Lundi 2 aout, Bellegarde
Bellegarde, et oui, c'est de chez moi que j'écris cet article, notre tour d'Europe est maintenant bouclé, accoudée à ma fenêtre les évènements des derniers jours se bousculent dans ma tête...
Je repense à ces dernières semaines de marche, ce ne furent pas les plus évidentes, nous savions que c'était la fin qui approchait, que l'étape de l'Aubrac ne serait pas comme les autres...Mais la traversée du Massif Central fut géniale! Après Ahun, nous descendions plein Sud : Aubusson où un cordonnier m'a réparé mes chaussures, un morceau de caoutchouc sous la pointe du pied, un pièce de cuir sur le dessus, ca a tenu les derniers 300 kms! Puis Felletin, Magnat l'Etrange, Thalamy... dans cette partie là nous rencontrions beaucoup de gens, des commerçants surtout, qui avaient des cartes IGN de randonnée et qui nous les photocopiaient gentiment, ce qui nous évitait les routes et nous raccourcissait les distances!
Je repense à cette arrivée à Bort les Orgues, ou après des courses, nous sommes monté à notre maison scoute. Sur le chemin nous avions demandé de l'eau et une joyeuse tablée nous avait spontanément invité à manger du cerf, un régal!! Que de rencontres nous a permis ce Tour d'Europe!
Mais déjà revient l'image de la montée jusqu'à la maison, celle qui nous fait tant suer pendant le cross de fin de camp, vite nous montions et étions chez nous! Que c'était agréable de voir ces lieux familiers, d'inspecter la maison, d'y admirer les nouveautés et de faire le tour des anciennes pierres, ces témoins immuables des camps passés sur ces terres. C'était étrange de parcourir ces champs sans enfants qui courent, sans tentes montées, sans notre flamme flottant fièrement au mat...mais elle flottait 150 km plus loin, au Sud, nous y pensions bien souvent.
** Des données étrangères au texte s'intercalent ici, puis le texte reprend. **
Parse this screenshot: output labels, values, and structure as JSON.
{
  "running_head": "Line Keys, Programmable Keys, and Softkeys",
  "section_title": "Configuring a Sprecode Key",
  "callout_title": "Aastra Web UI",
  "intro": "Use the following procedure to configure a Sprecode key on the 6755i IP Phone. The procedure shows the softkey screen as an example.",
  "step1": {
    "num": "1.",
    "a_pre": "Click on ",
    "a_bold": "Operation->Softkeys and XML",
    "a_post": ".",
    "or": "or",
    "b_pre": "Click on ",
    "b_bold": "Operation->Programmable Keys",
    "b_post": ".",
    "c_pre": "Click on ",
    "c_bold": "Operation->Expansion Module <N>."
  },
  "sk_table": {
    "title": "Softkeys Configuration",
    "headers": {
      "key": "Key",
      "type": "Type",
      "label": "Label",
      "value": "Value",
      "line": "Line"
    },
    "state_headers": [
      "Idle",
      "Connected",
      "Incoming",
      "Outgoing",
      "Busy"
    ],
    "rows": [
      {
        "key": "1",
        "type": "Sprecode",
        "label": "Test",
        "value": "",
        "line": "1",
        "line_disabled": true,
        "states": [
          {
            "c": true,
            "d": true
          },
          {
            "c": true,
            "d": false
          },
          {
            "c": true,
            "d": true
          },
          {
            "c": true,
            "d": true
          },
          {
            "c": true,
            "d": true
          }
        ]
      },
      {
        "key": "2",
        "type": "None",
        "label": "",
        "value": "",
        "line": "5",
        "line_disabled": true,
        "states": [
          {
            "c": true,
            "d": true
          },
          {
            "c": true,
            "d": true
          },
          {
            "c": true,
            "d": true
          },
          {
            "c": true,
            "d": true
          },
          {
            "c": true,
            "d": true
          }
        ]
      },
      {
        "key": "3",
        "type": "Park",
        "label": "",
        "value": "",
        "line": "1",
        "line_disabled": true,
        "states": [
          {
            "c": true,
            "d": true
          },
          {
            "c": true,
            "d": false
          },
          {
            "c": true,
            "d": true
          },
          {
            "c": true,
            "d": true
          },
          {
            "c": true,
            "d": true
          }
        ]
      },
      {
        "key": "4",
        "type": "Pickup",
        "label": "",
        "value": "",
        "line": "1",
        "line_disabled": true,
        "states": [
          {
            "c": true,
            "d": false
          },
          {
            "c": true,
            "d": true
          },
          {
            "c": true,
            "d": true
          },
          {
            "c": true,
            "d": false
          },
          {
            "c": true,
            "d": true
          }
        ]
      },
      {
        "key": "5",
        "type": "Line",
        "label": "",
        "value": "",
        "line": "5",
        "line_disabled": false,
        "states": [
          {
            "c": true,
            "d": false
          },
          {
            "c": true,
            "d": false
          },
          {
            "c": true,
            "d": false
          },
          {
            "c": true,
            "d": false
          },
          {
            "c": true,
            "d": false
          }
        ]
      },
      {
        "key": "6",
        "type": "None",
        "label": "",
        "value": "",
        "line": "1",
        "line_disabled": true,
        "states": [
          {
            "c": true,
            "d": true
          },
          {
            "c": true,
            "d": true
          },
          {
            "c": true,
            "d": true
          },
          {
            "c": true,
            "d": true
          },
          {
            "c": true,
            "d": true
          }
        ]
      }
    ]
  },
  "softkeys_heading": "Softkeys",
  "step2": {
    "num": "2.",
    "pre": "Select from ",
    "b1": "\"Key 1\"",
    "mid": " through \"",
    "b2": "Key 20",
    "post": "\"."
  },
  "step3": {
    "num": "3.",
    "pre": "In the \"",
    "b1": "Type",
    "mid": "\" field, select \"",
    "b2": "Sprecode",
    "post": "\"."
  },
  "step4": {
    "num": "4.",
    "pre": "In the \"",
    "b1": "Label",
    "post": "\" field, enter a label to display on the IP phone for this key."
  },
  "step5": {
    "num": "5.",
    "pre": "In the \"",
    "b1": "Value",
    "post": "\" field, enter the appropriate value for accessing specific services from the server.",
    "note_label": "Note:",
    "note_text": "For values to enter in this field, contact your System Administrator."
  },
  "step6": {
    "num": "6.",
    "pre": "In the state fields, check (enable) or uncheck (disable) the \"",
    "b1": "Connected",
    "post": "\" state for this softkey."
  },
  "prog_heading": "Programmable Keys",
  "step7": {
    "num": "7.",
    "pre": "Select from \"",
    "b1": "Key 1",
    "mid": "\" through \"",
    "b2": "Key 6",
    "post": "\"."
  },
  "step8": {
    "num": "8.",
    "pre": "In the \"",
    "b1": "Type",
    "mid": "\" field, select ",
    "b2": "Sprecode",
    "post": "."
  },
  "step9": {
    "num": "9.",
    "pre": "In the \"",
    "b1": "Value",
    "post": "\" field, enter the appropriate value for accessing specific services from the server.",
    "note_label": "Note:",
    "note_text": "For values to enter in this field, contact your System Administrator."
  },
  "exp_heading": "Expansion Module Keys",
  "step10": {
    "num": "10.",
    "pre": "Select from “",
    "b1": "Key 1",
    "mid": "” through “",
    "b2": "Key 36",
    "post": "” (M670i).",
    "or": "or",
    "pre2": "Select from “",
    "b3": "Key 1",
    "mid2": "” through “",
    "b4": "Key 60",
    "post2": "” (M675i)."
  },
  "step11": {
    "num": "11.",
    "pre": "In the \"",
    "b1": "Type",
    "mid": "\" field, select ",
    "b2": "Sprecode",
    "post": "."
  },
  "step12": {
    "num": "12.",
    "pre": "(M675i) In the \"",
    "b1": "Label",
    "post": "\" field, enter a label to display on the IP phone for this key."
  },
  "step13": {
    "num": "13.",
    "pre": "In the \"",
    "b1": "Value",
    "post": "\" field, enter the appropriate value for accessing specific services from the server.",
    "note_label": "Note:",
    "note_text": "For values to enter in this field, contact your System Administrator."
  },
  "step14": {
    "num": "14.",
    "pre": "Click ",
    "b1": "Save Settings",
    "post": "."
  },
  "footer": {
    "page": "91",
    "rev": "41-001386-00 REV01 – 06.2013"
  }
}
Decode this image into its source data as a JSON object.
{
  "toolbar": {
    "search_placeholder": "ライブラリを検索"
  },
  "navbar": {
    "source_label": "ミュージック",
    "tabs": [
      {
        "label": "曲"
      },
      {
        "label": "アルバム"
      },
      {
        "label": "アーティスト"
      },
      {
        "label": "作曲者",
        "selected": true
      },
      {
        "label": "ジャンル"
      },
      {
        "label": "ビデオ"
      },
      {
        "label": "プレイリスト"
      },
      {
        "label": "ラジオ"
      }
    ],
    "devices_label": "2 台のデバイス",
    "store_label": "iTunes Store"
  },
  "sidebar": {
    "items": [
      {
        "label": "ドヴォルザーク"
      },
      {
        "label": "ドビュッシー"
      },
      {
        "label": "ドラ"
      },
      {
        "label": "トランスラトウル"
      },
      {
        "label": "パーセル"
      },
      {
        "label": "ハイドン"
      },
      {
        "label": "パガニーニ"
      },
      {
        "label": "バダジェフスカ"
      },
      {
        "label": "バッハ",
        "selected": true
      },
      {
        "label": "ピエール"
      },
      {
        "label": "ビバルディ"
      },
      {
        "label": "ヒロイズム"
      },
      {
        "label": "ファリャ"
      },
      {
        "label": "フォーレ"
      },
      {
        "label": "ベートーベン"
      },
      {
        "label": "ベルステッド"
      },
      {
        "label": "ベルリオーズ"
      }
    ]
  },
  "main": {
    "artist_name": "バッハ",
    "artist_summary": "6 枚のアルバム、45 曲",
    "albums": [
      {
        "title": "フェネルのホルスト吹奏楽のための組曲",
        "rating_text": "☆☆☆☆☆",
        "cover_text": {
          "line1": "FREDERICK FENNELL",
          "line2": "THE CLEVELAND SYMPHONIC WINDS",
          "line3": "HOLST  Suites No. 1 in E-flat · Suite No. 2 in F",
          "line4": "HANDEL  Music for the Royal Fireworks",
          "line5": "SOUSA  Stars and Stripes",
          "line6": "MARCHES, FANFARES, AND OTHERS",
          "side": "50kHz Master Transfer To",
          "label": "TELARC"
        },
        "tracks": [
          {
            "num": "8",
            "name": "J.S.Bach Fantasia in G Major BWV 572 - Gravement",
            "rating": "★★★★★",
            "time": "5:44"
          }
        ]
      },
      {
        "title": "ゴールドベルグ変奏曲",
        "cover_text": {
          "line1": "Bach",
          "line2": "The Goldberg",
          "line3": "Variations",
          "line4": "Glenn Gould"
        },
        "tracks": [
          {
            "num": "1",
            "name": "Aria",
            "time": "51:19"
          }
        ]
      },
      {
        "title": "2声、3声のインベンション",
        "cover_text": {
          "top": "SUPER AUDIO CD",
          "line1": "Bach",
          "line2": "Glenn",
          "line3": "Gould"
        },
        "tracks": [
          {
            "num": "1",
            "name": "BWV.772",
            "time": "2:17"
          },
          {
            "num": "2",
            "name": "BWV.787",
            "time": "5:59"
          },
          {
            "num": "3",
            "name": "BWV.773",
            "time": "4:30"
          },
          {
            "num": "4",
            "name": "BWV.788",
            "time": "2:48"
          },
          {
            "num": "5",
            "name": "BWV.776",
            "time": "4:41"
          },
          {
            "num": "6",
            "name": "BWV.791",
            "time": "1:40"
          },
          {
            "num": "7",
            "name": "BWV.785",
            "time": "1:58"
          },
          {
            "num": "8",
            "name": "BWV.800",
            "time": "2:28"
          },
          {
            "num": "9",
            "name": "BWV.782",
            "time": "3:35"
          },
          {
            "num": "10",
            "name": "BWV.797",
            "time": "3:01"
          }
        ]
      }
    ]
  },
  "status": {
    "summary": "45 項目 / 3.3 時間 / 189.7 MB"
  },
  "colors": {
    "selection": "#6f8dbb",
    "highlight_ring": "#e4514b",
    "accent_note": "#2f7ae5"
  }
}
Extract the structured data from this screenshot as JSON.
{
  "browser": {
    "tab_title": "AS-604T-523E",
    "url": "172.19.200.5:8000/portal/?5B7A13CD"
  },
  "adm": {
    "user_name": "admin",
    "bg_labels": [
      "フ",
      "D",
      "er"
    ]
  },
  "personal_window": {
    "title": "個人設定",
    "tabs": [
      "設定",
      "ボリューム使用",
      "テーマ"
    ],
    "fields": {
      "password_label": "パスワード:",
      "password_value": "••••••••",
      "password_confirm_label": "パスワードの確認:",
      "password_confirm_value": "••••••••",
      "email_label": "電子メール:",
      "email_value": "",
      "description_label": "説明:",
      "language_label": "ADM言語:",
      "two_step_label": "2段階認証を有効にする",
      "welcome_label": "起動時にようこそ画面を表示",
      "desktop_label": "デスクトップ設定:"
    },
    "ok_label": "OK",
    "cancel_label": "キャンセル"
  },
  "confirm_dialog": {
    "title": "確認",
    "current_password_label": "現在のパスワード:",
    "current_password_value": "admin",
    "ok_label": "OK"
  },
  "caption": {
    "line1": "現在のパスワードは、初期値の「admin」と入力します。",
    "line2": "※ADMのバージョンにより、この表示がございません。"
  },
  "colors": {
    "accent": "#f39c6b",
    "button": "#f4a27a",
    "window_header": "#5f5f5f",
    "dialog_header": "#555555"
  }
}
Nous nous sommes reposé 48h dans notre maison et sommes reparties. Nous n'étions plus très loin, après Riom es Montagne nous nous étions déjà au Puy Mary, nous retrouvions enfin des montagnes, nous arrêtions de penser sans cesse à la fin pour profiter de l'ascension, des vues, de ce sentiment de plénitude que l'on ressent au sommet des montagnes...les Raiders l'ont si bien décrit " comment peux tu comprendre, si tu n'es pas Raider, qu'on ait le coeur serré en haut de chaque sommet"... Et quand nous les entendions chanter cette ritournelle, très souvent sur le camp, notre coeur aussi se serrait au souvenir de ces nombreux sommets, de ces heures de marche, de ces milliers de kilomètres tendues vers notre but...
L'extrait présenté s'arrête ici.